By Greg Roumeliotis and Echo Wang
Aug 2 (Reuters) - President Donald Trump has agreed to give China's ByteDance 45 days to negotiate a sale of popular short-video app TikTok to Microsoft Corp MSFT.O, two people familiar with the matter said on Sunday.
U.S. officials have said TikTok under its Chinese parent poses a national risk because of the personal data it handles. Trump said on Friday he was planning to ban TikTok in the United States after dismissing the idea of a sale to Microsoft.
But following a discussion between Trump and Microsoft CEO Satya Nadella, the Redwood, Washington-based company said in a statement that it would continue negotiations to acquire TikTok from ByteDance, and that it aimed to reach a deal by Sept. 15.
It was not immediately clear what changed Trump's mind.

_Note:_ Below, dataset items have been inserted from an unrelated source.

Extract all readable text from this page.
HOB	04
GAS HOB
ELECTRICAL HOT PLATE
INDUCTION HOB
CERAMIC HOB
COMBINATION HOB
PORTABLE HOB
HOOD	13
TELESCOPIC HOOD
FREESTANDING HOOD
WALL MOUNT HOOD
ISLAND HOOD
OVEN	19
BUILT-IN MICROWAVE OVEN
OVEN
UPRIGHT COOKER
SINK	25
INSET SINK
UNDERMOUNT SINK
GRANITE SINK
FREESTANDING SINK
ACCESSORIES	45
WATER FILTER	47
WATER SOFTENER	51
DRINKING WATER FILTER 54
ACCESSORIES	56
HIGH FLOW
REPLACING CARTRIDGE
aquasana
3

Several prominent Republican lawmakers put out statements in the last two days urging him to back a sale of TikTok to Microsoft. L1N2F4087
The negotiations between ByteDance and Microsoft will be overseen by the Committee on Foreign Investment in the United States, a U.S. government panel that has the right to block any agreement, according to the sources, who requested anonymity ahead of a White House announcement.
"Microsoft fully appreciates the importance of addressing the President's concerns. It is committed to acquiring TikTok subject to a complete security review and providing proper economic benefits to the United States, including the United States Treasury," Microsoft said in a statement.
ByteDance and the White House did not immediately respond to requests for comment.
Under the proposed deal, Microsoft said it would take over TikTok's operations in the United States, Canada, Australia and New Zealand. It said it would ensure that all private data of TikTok's American users is transferred to and remains in the United States.
Microsoft may invite other American investors to acquire minority stakes in TikTok, the company added. About 70% of ByteDance investors come from the United States.